Negeri ini harusnya berkaca pada peradaban gemilang yang menguasai dua per tiga dunia empat belas abad sebelum hari ini. Dimana negara betul-betul merealisasikan sabda Rasulullah saw. bahwa pemimpin adalah pelindung, pelayan, dan bertanggung jawab terhadap rakyatnya. Pemimpin yang tatkala mengambil kebijakan bukan berstandar pada kemauan diri
Pemimpin secara langsung maupun tak langsung memenuhi kebutuhan rakyatnya, mulai pendidikan, kesehatan, keamanan dan kebutuhan pokok. Rakyat tidak dibiarkan terlunta-lunta mencari segenggam beras akibat ketiadaan negara, yang berbuntut pada hilangnya kesempatan pendidikan bagi rakyat kelas bawah.
Dalam negara yang menerapkan aturan Islam secara kafah, perhatian terhadap pendidikan sangat luar biasa. Anak-anak dari semua kelas sosial bisa mendapatkannya, tanpa terkecuali. Sebut saja di Kairo, terdapat sekolah anak yatim yang didirikan oleh Al-Mansur Qalawun. Juga di Cordoba, terdapat 27 sekolah khusus anak-anak miskin. Bahkan untuk orang Badui yang berpindah-pindah, dikirim guru yang siap berpindah-pindah mengikuti tempat tinggal muridnya.

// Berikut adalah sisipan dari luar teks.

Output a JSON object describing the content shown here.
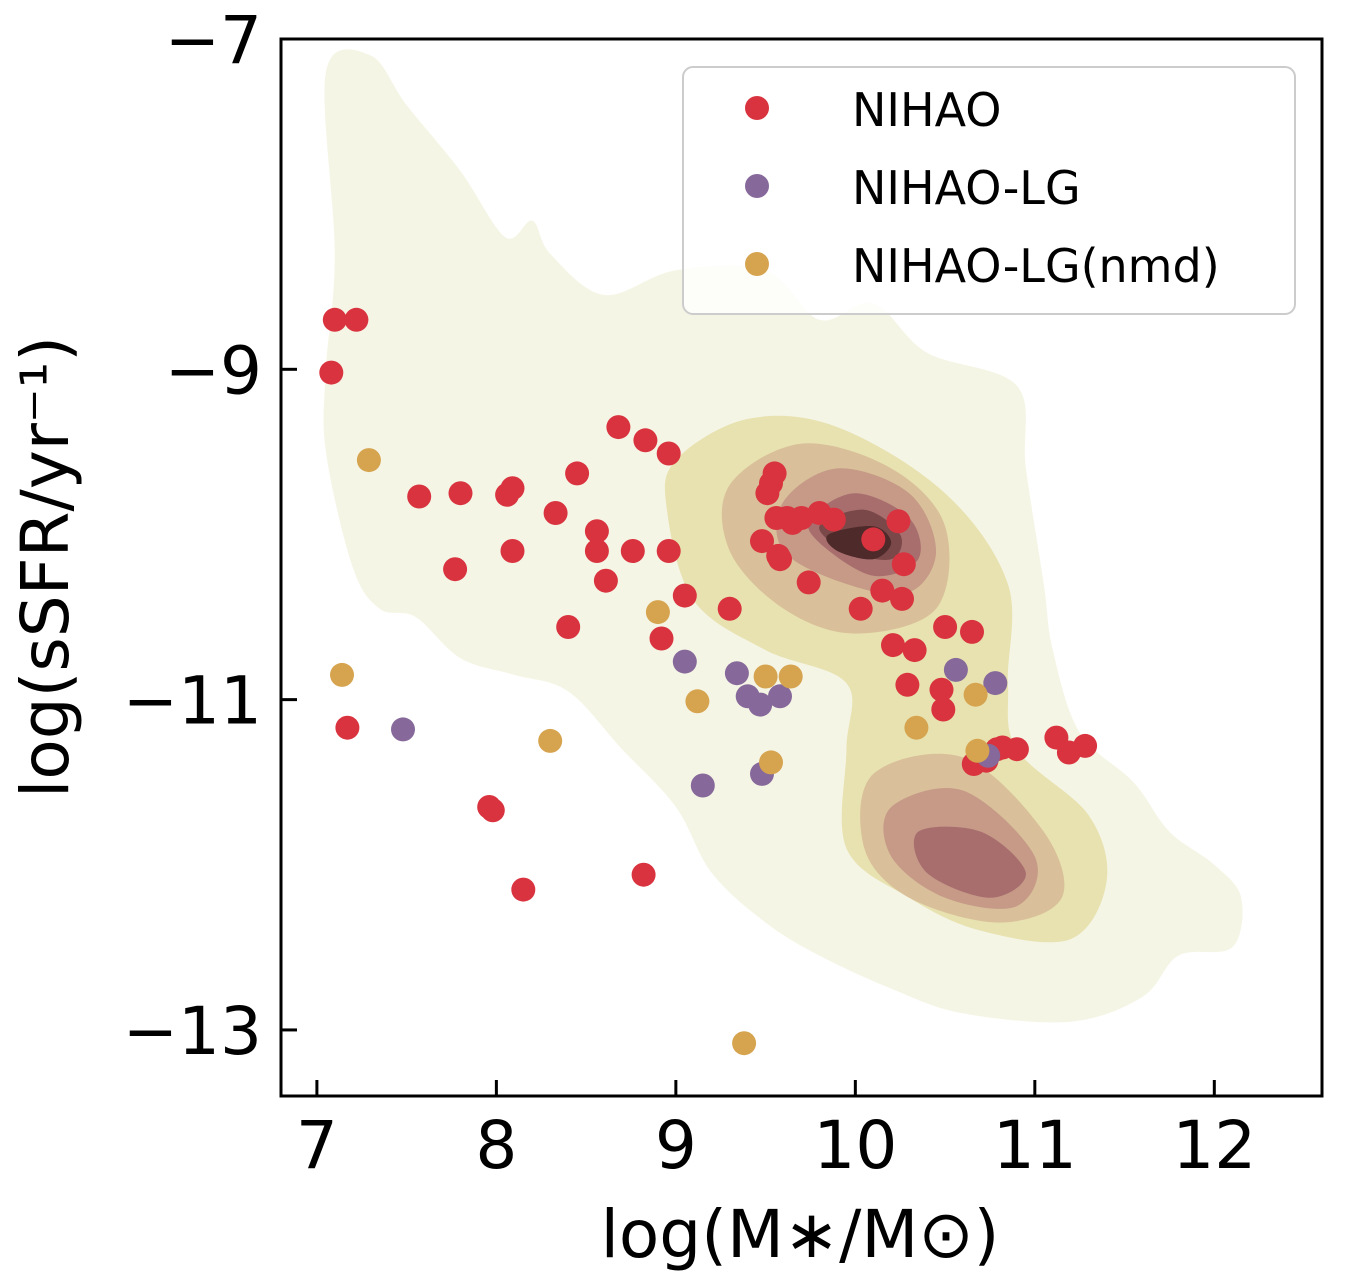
{
  "chart_data": {
    "type": "scatter",
    "xlabel": "log(M∗/M⊙)",
    "ylabel": "log(sSFR/yr⁻¹)",
    "xlim": [
      6.8,
      12.6
    ],
    "ylim": [
      -13.4,
      -7
    ],
    "x_ticks": [
      7,
      8,
      9,
      10,
      11,
      12
    ],
    "y_ticks": [
      -7,
      -9,
      -11,
      -13
    ],
    "x_tick_labels": [
      "7",
      "8",
      "9",
      "10",
      "11",
      "12"
    ],
    "y_tick_labels": [
      "−7",
      "−9",
      "−11",
      "−13"
    ],
    "legend_position": "top-right",
    "background_density": {
      "colors": [
        "#f5f5e6",
        "#e8e2b0",
        "#d9c09a",
        "#c69a87",
        "#a86e6e",
        "#7a4848",
        "#4e2a2a"
      ],
      "outer_region": [
        [
          7.05,
          -7.2
        ],
        [
          7.3,
          -7.1
        ],
        [
          7.5,
          -7.4
        ],
        [
          7.8,
          -7.8
        ],
        [
          8.05,
          -8.2
        ],
        [
          8.2,
          -8.1
        ],
        [
          8.3,
          -8.3
        ],
        [
          8.6,
          -8.55
        ],
        [
          9.0,
          -8.4
        ],
        [
          9.5,
          -8.4
        ],
        [
          9.8,
          -8.7
        ],
        [
          10.1,
          -8.6
        ],
        [
          10.4,
          -8.9
        ],
        [
          10.9,
          -9.1
        ],
        [
          10.95,
          -9.6
        ],
        [
          11.05,
          -10.3
        ],
        [
          11.1,
          -10.7
        ],
        [
          11.25,
          -11.2
        ],
        [
          11.55,
          -11.5
        ],
        [
          11.75,
          -11.8
        ],
        [
          12.0,
          -12.0
        ],
        [
          12.15,
          -12.2
        ],
        [
          12.1,
          -12.5
        ],
        [
          11.8,
          -12.55
        ],
        [
          11.6,
          -12.8
        ],
        [
          11.2,
          -12.95
        ],
        [
          10.6,
          -12.9
        ],
        [
          10.2,
          -12.75
        ],
        [
          9.8,
          -12.55
        ],
        [
          9.5,
          -12.35
        ],
        [
          9.2,
          -12.05
        ],
        [
          9.0,
          -11.65
        ],
        [
          8.7,
          -11.3
        ],
        [
          8.4,
          -10.95
        ],
        [
          8.1,
          -10.85
        ],
        [
          7.8,
          -10.75
        ],
        [
          7.55,
          -10.5
        ],
        [
          7.35,
          -10.45
        ],
        [
          7.2,
          -10.2
        ],
        [
          7.05,
          -9.5
        ],
        [
          7.05,
          -9.0
        ],
        [
          7.1,
          -8.3
        ]
      ],
      "levels": [
        [
          [
            9.0,
            -9.55
          ],
          [
            9.4,
            -9.3
          ],
          [
            9.9,
            -9.35
          ],
          [
            10.5,
            -9.75
          ],
          [
            10.85,
            -10.3
          ],
          [
            10.85,
            -10.9
          ],
          [
            10.9,
            -11.3
          ],
          [
            11.3,
            -11.7
          ],
          [
            11.4,
            -12.1
          ],
          [
            11.2,
            -12.45
          ],
          [
            10.7,
            -12.4
          ],
          [
            10.3,
            -12.2
          ],
          [
            9.95,
            -11.9
          ],
          [
            9.95,
            -11.3
          ],
          [
            9.95,
            -10.9
          ],
          [
            9.5,
            -10.7
          ],
          [
            9.1,
            -10.4
          ],
          [
            8.95,
            -9.85
          ]
        ],
        [
          [
            9.3,
            -9.7
          ],
          [
            9.7,
            -9.45
          ],
          [
            10.2,
            -9.6
          ],
          [
            10.5,
            -9.95
          ],
          [
            10.45,
            -10.45
          ],
          [
            10.0,
            -10.6
          ],
          [
            9.6,
            -10.45
          ],
          [
            9.3,
            -10.1
          ]
        ],
        [
          [
            9.6,
            -9.8
          ],
          [
            9.9,
            -9.6
          ],
          [
            10.3,
            -9.75
          ],
          [
            10.45,
            -10.1
          ],
          [
            10.3,
            -10.35
          ],
          [
            9.95,
            -10.3
          ],
          [
            9.6,
            -10.1
          ]
        ],
        [
          [
            9.75,
            -9.9
          ],
          [
            10.0,
            -9.75
          ],
          [
            10.3,
            -9.9
          ],
          [
            10.35,
            -10.15
          ],
          [
            10.1,
            -10.25
          ],
          [
            9.8,
            -10.05
          ]
        ],
        [
          [
            9.8,
            -9.95
          ],
          [
            10.05,
            -9.85
          ],
          [
            10.25,
            -10.0
          ],
          [
            10.2,
            -10.15
          ],
          [
            9.95,
            -10.1
          ]
        ],
        [
          [
            9.85,
            -10.0
          ],
          [
            10.1,
            -9.95
          ],
          [
            10.2,
            -10.05
          ],
          [
            10.1,
            -10.15
          ],
          [
            9.9,
            -10.1
          ]
        ],
        [
          [
            10.1,
            -11.45
          ],
          [
            10.6,
            -11.35
          ],
          [
            11.05,
            -11.8
          ],
          [
            11.15,
            -12.2
          ],
          [
            10.8,
            -12.35
          ],
          [
            10.3,
            -12.2
          ],
          [
            10.05,
            -11.9
          ]
        ],
        [
          [
            10.2,
            -11.65
          ],
          [
            10.6,
            -11.55
          ],
          [
            11.0,
            -11.95
          ],
          [
            10.9,
            -12.25
          ],
          [
            10.5,
            -12.2
          ],
          [
            10.2,
            -11.95
          ]
        ],
        [
          [
            10.35,
            -11.8
          ],
          [
            10.7,
            -11.8
          ],
          [
            10.95,
            -12.05
          ],
          [
            10.75,
            -12.2
          ],
          [
            10.4,
            -12.05
          ]
        ]
      ]
    },
    "series": [
      {
        "name": "NIHAO",
        "color": "#d9333f",
        "points": [
          [
            7.1,
            -8.7
          ],
          [
            7.22,
            -8.7
          ],
          [
            7.08,
            -9.02
          ],
          [
            7.17,
            -11.17
          ],
          [
            7.57,
            -9.77
          ],
          [
            7.8,
            -9.75
          ],
          [
            7.77,
            -10.21
          ],
          [
            7.96,
            -11.65
          ],
          [
            7.98,
            -11.67
          ],
          [
            8.06,
            -9.76
          ],
          [
            8.09,
            -9.72
          ],
          [
            8.09,
            -10.1
          ],
          [
            8.15,
            -12.15
          ],
          [
            8.33,
            -9.87
          ],
          [
            8.4,
            -10.56
          ],
          [
            8.45,
            -9.63
          ],
          [
            8.56,
            -9.98
          ],
          [
            8.56,
            -10.1
          ],
          [
            8.61,
            -10.28
          ],
          [
            8.68,
            -9.35
          ],
          [
            8.76,
            -10.1
          ],
          [
            8.82,
            -12.06
          ],
          [
            8.83,
            -9.43
          ],
          [
            8.92,
            -10.63
          ],
          [
            8.96,
            -9.51
          ],
          [
            8.96,
            -10.1
          ],
          [
            9.05,
            -10.37
          ],
          [
            9.3,
            -10.45
          ],
          [
            9.48,
            -10.04
          ],
          [
            9.51,
            -9.75
          ],
          [
            9.53,
            -9.69
          ],
          [
            9.55,
            -9.63
          ],
          [
            9.56,
            -9.9
          ],
          [
            9.57,
            -10.13
          ],
          [
            9.58,
            -10.15
          ],
          [
            9.62,
            -9.9
          ],
          [
            9.65,
            -9.93
          ],
          [
            9.7,
            -9.9
          ],
          [
            9.74,
            -10.29
          ],
          [
            9.8,
            -9.87
          ],
          [
            9.88,
            -9.91
          ],
          [
            10.03,
            -10.45
          ],
          [
            10.1,
            -10.03
          ],
          [
            10.15,
            -10.34
          ],
          [
            10.21,
            -10.67
          ],
          [
            10.24,
            -9.92
          ],
          [
            10.26,
            -10.39
          ],
          [
            10.27,
            -10.18
          ],
          [
            10.29,
            -10.91
          ],
          [
            10.33,
            -10.7
          ],
          [
            10.48,
            -10.94
          ],
          [
            10.49,
            -11.06
          ],
          [
            10.5,
            -10.56
          ],
          [
            10.65,
            -10.59
          ],
          [
            10.66,
            -11.39
          ],
          [
            10.73,
            -11.37
          ],
          [
            10.79,
            -11.3
          ],
          [
            10.82,
            -11.29
          ],
          [
            10.9,
            -11.3
          ],
          [
            11.12,
            -11.23
          ],
          [
            11.19,
            -11.32
          ],
          [
            11.28,
            -11.28
          ]
        ]
      },
      {
        "name": "NIHAO-LG",
        "color": "#86699a",
        "points": [
          [
            7.48,
            -11.18
          ],
          [
            9.05,
            -10.77
          ],
          [
            9.15,
            -11.52
          ],
          [
            9.34,
            -10.84
          ],
          [
            9.4,
            -10.98
          ],
          [
            9.47,
            -11.03
          ],
          [
            9.48,
            -11.45
          ],
          [
            9.58,
            -10.98
          ],
          [
            10.56,
            -10.82
          ],
          [
            10.74,
            -11.34
          ],
          [
            10.78,
            -10.9
          ]
        ]
      },
      {
        "name": "NIHAO-LG(nmd)",
        "color": "#d6a44f",
        "points": [
          [
            7.14,
            -10.85
          ],
          [
            7.29,
            -9.55
          ],
          [
            8.3,
            -11.25
          ],
          [
            8.9,
            -10.47
          ],
          [
            9.12,
            -11.01
          ],
          [
            9.38,
            -13.08
          ],
          [
            9.5,
            -10.86
          ],
          [
            9.53,
            -11.38
          ],
          [
            9.64,
            -10.86
          ],
          [
            10.34,
            -11.17
          ],
          [
            10.67,
            -10.97
          ],
          [
            10.68,
            -11.31
          ]
        ]
      }
    ]
  }
}
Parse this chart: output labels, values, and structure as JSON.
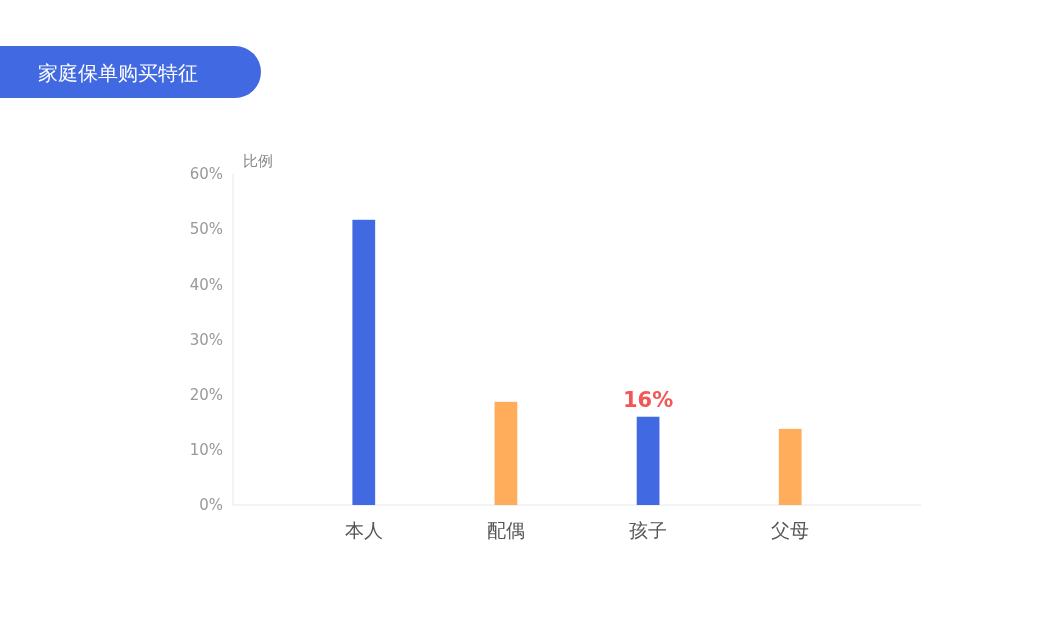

Sungguh, negara bersistem Islam amat perhatian terhadap kebutuhan rakyat, terkhusus pendidikan. Tak hanya banyaknya sekolah, fasilitas termasuk tenaga pendidikan pun teramat luar biasa berkualitas tak luput dari perhatian negara. Ya, negara tak menyibukkan diri mengotak-atik kurikulum pendidikan, karena dalam negara Islam kurikulum pendidikan hanya berlandas pada akidah Islam.